CSCI 4627
Spring 2002
Answers to practice questions for exam 2

  1. What is the difference between a synthesized attribute and an inherited attribute? Define each of those terms.

    A synthesized attribute is defined for a node v in terms of the attributes of the children of v. Any attribute that is not synthesized is called inherited.

  2. Sometimes it is desirable to use only synthesized attributes in your parser. Is it always possible to do that, even if your semantics requires inherited attributes? If so, how can you deal with complex semantics while only using synthesized attributes in the parser. If not, what prevents you from using only synthesized attributes?

    You can use only synthesized attributes in the parser by building syntax trees there, and passing those syntax trees to semantic processing routines.
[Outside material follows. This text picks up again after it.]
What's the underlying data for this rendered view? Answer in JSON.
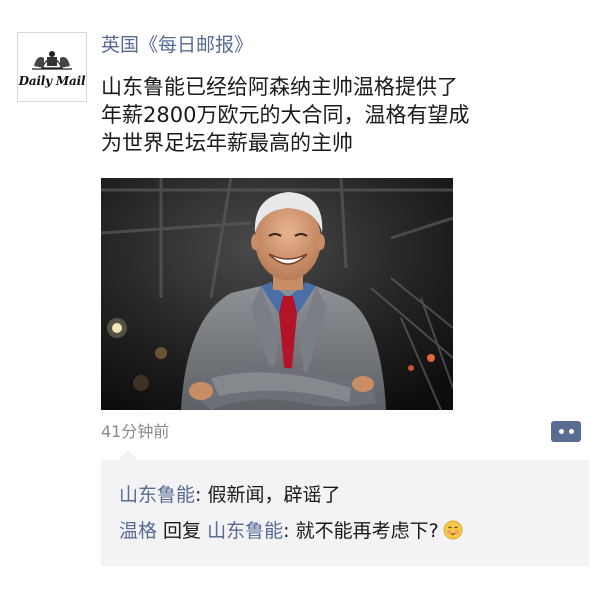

The semantic processing is free to make many passes over the syntax trees, even though the parser makes only one bottom-to-top traversal of the parse tree.
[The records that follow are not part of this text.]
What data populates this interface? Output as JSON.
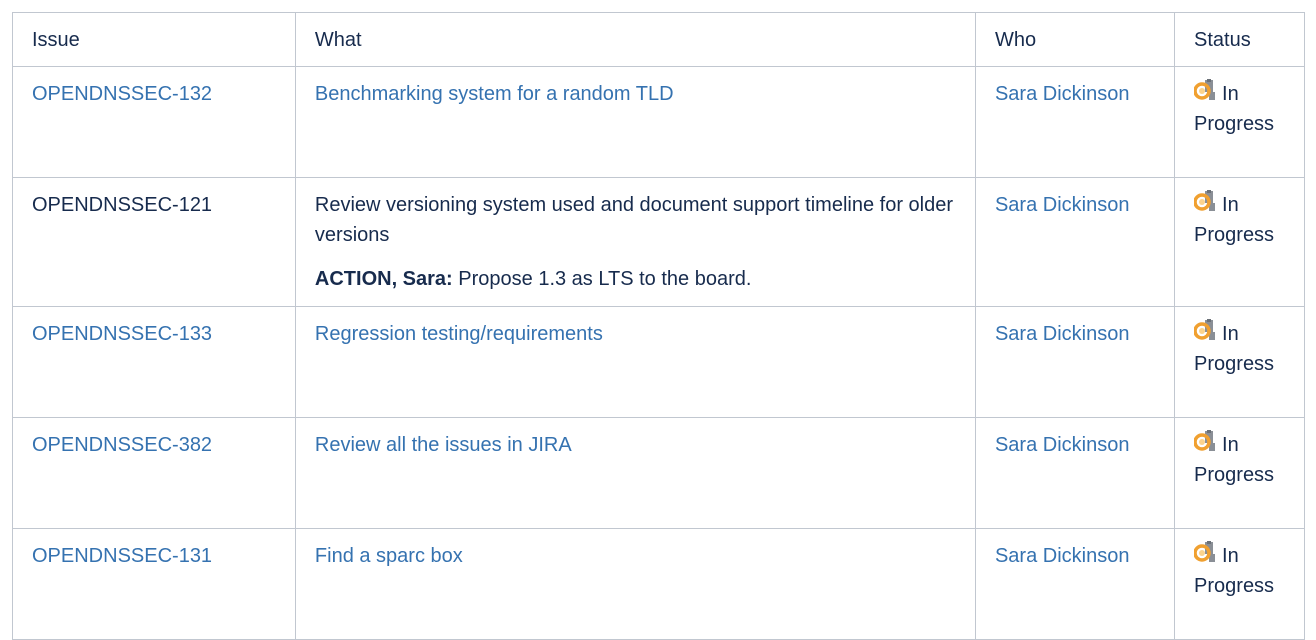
{
  "headers": {
    "issue": "Issue",
    "what": "What",
    "who": "Who",
    "status": "Status"
  },
  "rows": [
    {
      "issue": "OPENDNSSEC-132",
      "what": "Benchmarking system for a random TLD",
      "who": "Sara Dickinson",
      "status": "In Progress"
    },
    {
      "issue": "OPENDNSSEC-121",
      "what": "Review versioning system used and document support timeline for older versions",
      "action_label": "ACTION, Sara:",
      "action_text": " Propose 1.3 as LTS to the board.",
      "who": "Sara Dickinson",
      "status": "In Progress"
    },
    {
      "issue": "OPENDNSSEC-133",
      "what": "Regression testing/requirements",
      "who": "Sara Dickinson",
      "status": "In Progress"
    },
    {
      "issue": "OPENDNSSEC-382",
      "what": "Review all the issues in JIRA",
      "who": "Sara Dickinson",
      "status": "In Progress"
    },
    {
      "issue": "OPENDNSSEC-131",
      "what": "Find a sparc box",
      "who": "Sara Dickinson",
      "status": "In Progress"
    }
  ],
  "icons": {
    "status": "in-progress-icon"
  },
  "colors": {
    "link": "#3572b0",
    "text": "#172b4d",
    "border": "#c1c7d0",
    "status_icon_orange": "#f0a030",
    "status_icon_gray": "#8a8f96"
  }
}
  3. Exercise 6.6 of the text contains a grammar that describes binary trees where each node of the tree has an integer label. It discusses an ordering requirement that is the same one required by binary search trees. Solve that exercise.

    Solved in class using synthesized attributes. Think about what you need to remember about each subtree. It suffices to remember the smallest value and largest value in the subtree, and whether the subtree obeys the ordering requirements. Attribute equations then follow easily.
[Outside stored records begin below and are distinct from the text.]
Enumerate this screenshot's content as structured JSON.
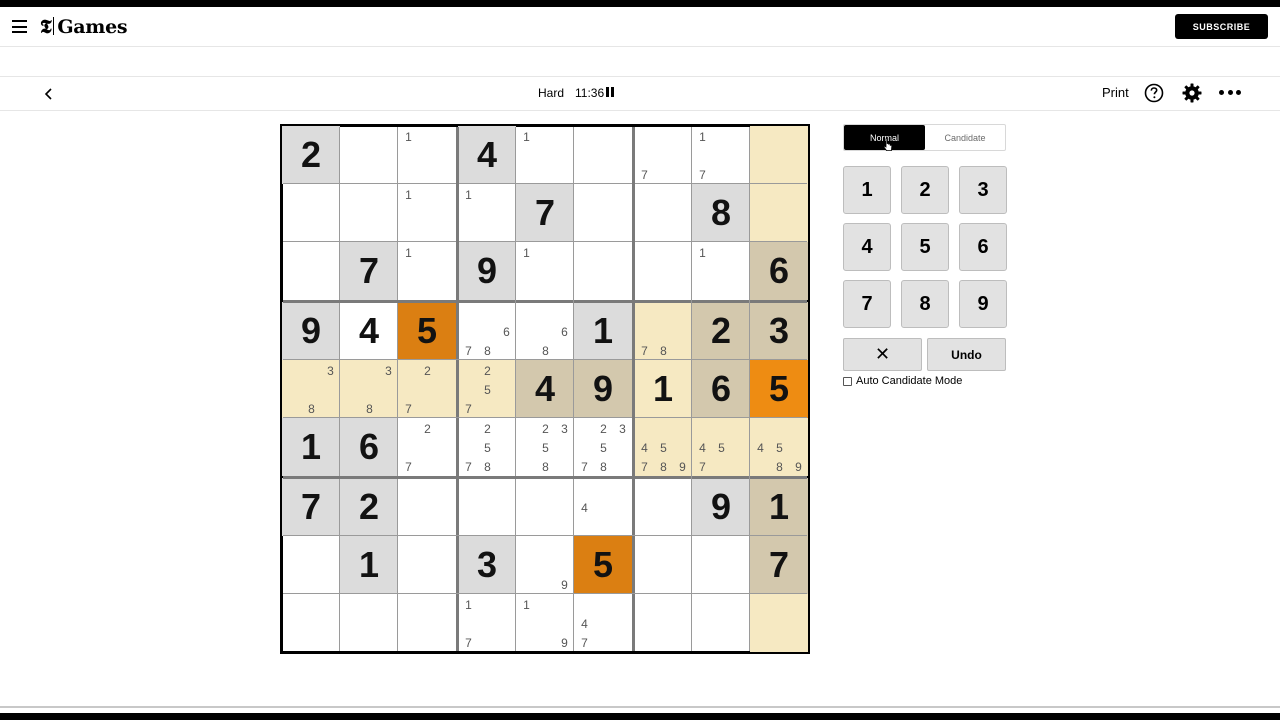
{
  "header": {
    "logo_mark": "𝕿",
    "logo_text": "Games",
    "subscribe_label": "SUBSCRIBE"
  },
  "toolbar": {
    "difficulty": "Hard",
    "timer": "11:36",
    "print_label": "Print"
  },
  "colors": {
    "given_bg": "#dcdcdc",
    "peer_bg": "#f6e9c2",
    "peer_given_bg": "#d3c8ad",
    "conflict_dark": "#db7f12",
    "selected": "#ee8c12"
  },
  "board": {
    "cells": [
      [
        {
          "v": "2",
          "s": "given"
        },
        {
          "v": ""
        },
        {
          "v": "",
          "c": [
            "1"
          ]
        },
        {
          "v": "4",
          "s": "given"
        },
        {
          "v": "",
          "c": [
            "1"
          ]
        },
        {
          "v": ""
        },
        {
          "v": "",
          "c": [
            "7"
          ]
        },
        {
          "v": "",
          "c": [
            "1",
            "7"
          ]
        },
        {
          "v": "",
          "s": "peer"
        }
      ],
      [
        {
          "v": ""
        },
        {
          "v": ""
        },
        {
          "v": "",
          "c": [
            "1"
          ]
        },
        {
          "v": "",
          "c": [
            "1"
          ]
        },
        {
          "v": "7",
          "s": "given"
        },
        {
          "v": ""
        },
        {
          "v": ""
        },
        {
          "v": "8",
          "s": "given"
        },
        {
          "v": "",
          "s": "peer"
        }
      ],
      [
        {
          "v": ""
        },
        {
          "v": "7",
          "s": "given"
        },
        {
          "v": "",
          "c": [
            "1"
          ]
        },
        {
          "v": "9",
          "s": "given"
        },
        {
          "v": "",
          "c": [
            "1"
          ]
        },
        {
          "v": ""
        },
        {
          "v": ""
        },
        {
          "v": "",
          "c": [
            "1"
          ]
        },
        {
          "v": "6",
          "s": "peergiven"
        }
      ],
      [
        {
          "v": "9",
          "s": "given"
        },
        {
          "v": "4"
        },
        {
          "v": "5",
          "s": "conflict"
        },
        {
          "v": "",
          "c": [
            "6",
            "7",
            "8"
          ]
        },
        {
          "v": "",
          "c": [
            "6",
            "8"
          ]
        },
        {
          "v": "1",
          "s": "given"
        },
        {
          "v": "",
          "s": "peer",
          "c": [
            "7",
            "8"
          ]
        },
        {
          "v": "2",
          "s": "peergiven"
        },
        {
          "v": "3",
          "s": "peergiven"
        }
      ],
      [
        {
          "v": "",
          "s": "peer",
          "c": [
            "3",
            "8"
          ]
        },
        {
          "v": "",
          "s": "peer",
          "c": [
            "3",
            "8"
          ]
        },
        {
          "v": "",
          "s": "peer",
          "c": [
            "2",
            "7"
          ]
        },
        {
          "v": "",
          "s": "peer",
          "c": [
            "2",
            "5",
            "7"
          ]
        },
        {
          "v": "4",
          "s": "peergiven"
        },
        {
          "v": "9",
          "s": "peergiven"
        },
        {
          "v": "1",
          "s": "peer"
        },
        {
          "v": "6",
          "s": "peergiven"
        },
        {
          "v": "5",
          "s": "selected"
        }
      ],
      [
        {
          "v": "1",
          "s": "given"
        },
        {
          "v": "6",
          "s": "given"
        },
        {
          "v": "",
          "c": [
            "2",
            "7"
          ]
        },
        {
          "v": "",
          "c": [
            "2",
            "5",
            "7",
            "8"
          ]
        },
        {
          "v": "",
          "c": [
            "2",
            "3",
            "5",
            "8"
          ]
        },
        {
          "v": "",
          "c": [
            "2",
            "3",
            "5",
            "7",
            "8"
          ]
        },
        {
          "v": "",
          "s": "peer",
          "c": [
            "4",
            "5",
            "7",
            "8",
            "9"
          ]
        },
        {
          "v": "",
          "s": "peer",
          "c": [
            "4",
            "5",
            "7"
          ]
        },
        {
          "v": "",
          "s": "peer",
          "c": [
            "4",
            "5",
            "8",
            "9"
          ]
        }
      ],
      [
        {
          "v": "7",
          "s": "given"
        },
        {
          "v": "2",
          "s": "given"
        },
        {
          "v": ""
        },
        {
          "v": ""
        },
        {
          "v": ""
        },
        {
          "v": "",
          "c": [
            "4"
          ]
        },
        {
          "v": ""
        },
        {
          "v": "9",
          "s": "given"
        },
        {
          "v": "1",
          "s": "peergiven"
        }
      ],
      [
        {
          "v": ""
        },
        {
          "v": "1",
          "s": "given"
        },
        {
          "v": ""
        },
        {
          "v": "3",
          "s": "given"
        },
        {
          "v": "",
          "c": [
            "9"
          ]
        },
        {
          "v": "5",
          "s": "conflict"
        },
        {
          "v": ""
        },
        {
          "v": ""
        },
        {
          "v": "7",
          "s": "peergiven"
        }
      ],
      [
        {
          "v": ""
        },
        {
          "v": ""
        },
        {
          "v": ""
        },
        {
          "v": "",
          "c": [
            "1",
            "7"
          ]
        },
        {
          "v": "",
          "c": [
            "1",
            "9"
          ]
        },
        {
          "v": "",
          "c": [
            "4",
            "7"
          ]
        },
        {
          "v": ""
        },
        {
          "v": ""
        },
        {
          "v": "",
          "s": "peer"
        }
      ]
    ]
  },
  "panel": {
    "mode_normal": "Normal",
    "mode_candidate": "Candidate",
    "keys": [
      "1",
      "2",
      "3",
      "4",
      "5",
      "6",
      "7",
      "8",
      "9"
    ],
    "erase_icon": "✕",
    "undo_label": "Undo",
    "auto_candidate_label": "Auto Candidate Mode"
  }
}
  4. You are given the following (ambiguous) grammar for expressions.

          expr -> expr + expr
          expr -> expr * expr
          expr -> NUM
          expr -> VAR
      
    where NUM and VAR are tokens. The lexer provides an attribute NUM.val that is the (integer) value of a NUM token. It also provides an attribute VAR.name that is the name of a variable. You would like to translate these expressions into instructions for a stack machine. The stack machine has the following instructions. Push the value of the variable at offset k onto the stack
    PUSH_INT k Push integer k onto the stack
    PUSH_VAR k
    ADD Pop the top two numbers from the stack and push their sum
    MULT Pop the top two numbers from the stack and push their product
    The PUSH_INT instruction can handle any integer that the lexer will produces as an attribute of a NUM token. You have access to three support functions: get_var_offset(v) returns the offset where the variable named v is stored; gen1(I) generates single-part instruction I, and gen2(I,k) generates two-part instruction I, with parameter k.

    Write semantic actions to be performed at each production that will generate code to compute a given expression and leave its value on the top of the stack. Do not worry that the grammar is ambiguous. That is a parsing problem, not a semantic one.

    Solved in class.

  5. This is the same as the preceding exercise, but instead of performing actions to generate the code, you would like to create the code sequence as an attribute of an expression nonterminal. Suppose that, in addition to get_var_offset(v), the following functions are available. single(I) produces, as its value, a sequence that represents the single-part instruction I. doub(I,k) produces a code sequence for a two-part instruction. Operator + can be used to compute the concatenation of two code sequences.

    Solved in class.

  6. Dataflow analysis is used to determine

    1. the relationship between places where variable values are used and where they are defined.
    2. where a program is in a loop.
    3. which parts of a program are good candidates for trying to keep variables in registers.